OK, so we’re heading into the finale knowing already that Walt gets back to the ABQ in about 30 hours, if you just stop to use the bathroom (from a previous episode). We know he has a very, very dangerous machine gun. We know he has unfinished business. But I’ll admit that, with one episode to go, it’s not as clear as I’d imagined, this little return to warfare. Coming to get what’s rightfully his (the money, revenge) from Jack and the Nazi goons? Coming to stitch up the long-festering Gray Matter wound?

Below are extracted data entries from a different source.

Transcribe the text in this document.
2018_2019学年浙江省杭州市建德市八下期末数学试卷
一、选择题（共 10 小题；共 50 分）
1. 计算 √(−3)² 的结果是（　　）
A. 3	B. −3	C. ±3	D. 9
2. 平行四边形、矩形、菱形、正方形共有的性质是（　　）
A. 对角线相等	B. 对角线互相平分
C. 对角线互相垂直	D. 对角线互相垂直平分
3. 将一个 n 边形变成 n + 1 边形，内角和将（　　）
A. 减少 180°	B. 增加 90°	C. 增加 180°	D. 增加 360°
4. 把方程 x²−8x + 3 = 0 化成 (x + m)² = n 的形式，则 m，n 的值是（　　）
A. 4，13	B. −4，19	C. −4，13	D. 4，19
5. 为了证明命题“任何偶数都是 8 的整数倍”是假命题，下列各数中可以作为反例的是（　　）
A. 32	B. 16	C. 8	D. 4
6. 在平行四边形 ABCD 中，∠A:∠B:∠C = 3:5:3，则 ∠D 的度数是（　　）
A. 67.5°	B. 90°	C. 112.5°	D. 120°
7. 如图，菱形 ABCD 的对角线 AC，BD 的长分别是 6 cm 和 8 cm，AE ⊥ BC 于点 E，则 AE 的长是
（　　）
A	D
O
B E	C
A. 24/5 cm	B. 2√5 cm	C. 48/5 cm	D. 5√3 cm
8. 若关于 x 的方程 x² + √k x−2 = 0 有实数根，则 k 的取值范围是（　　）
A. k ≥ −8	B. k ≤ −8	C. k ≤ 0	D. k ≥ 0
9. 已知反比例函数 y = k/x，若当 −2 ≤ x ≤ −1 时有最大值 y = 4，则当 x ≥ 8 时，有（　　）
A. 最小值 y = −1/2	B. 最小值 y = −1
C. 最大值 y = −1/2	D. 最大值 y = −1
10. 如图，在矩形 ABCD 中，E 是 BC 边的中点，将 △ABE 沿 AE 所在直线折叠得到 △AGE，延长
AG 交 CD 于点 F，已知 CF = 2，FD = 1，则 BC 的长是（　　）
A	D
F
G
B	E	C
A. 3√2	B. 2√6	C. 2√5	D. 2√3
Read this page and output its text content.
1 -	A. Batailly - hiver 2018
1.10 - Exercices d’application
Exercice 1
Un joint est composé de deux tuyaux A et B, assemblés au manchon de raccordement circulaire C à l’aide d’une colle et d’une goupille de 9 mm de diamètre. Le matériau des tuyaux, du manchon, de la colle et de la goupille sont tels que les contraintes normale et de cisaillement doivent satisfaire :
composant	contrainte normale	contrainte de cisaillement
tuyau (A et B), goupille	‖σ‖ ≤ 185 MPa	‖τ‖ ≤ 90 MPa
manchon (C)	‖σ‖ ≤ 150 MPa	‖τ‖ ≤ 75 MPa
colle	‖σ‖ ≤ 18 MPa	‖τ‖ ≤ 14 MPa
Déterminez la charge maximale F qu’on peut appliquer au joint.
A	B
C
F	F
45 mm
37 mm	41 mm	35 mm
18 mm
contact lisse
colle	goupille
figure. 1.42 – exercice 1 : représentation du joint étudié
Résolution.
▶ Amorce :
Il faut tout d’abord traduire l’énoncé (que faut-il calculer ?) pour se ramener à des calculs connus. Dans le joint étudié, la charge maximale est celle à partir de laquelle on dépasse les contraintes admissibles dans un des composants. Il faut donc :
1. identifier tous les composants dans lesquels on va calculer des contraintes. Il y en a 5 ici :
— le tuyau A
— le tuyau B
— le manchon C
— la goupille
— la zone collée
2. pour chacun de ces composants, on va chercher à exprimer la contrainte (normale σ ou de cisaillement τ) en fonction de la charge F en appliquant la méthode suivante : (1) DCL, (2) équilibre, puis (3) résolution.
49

Will Jesse be freed when the gun goes off? Will Skyler get the money? Does Walt’s family even want his blood money? Is Walt in any shape, physically, to get all the way back across the country?

So many questions. One final episode.

And yes, I think all hell will break loose in the finale. I think it will be sad. I think it will be, in some way, poetic. Because 97 percent of the time Breaking Bad is poetic. But I can’t quite let go of “Granite State” just yet. Part of me thinks that the finale, as Walt’s Last Stand, will be in some ways catering to the fans of the show and giving them some kind of epic blowout ending.

What I loved most about “Granite State,” in contrast, is that it was not epic. It was not a finale we’ll talk about forever. It was a penultimate episode that spoke volumes about bad decisions and failed dreams and having everything you ever tried to do turn to shit. Good people making bad decisions ultimately ends with bad people making bad decisions because that’s all they can do. Those are the only options they have left. Like Hank said about Jack making up his mind to kill him 10 minutes earlier, Walt doesn’t see what the universe has decided on. It’s long been over. The only thing left is the reckoning.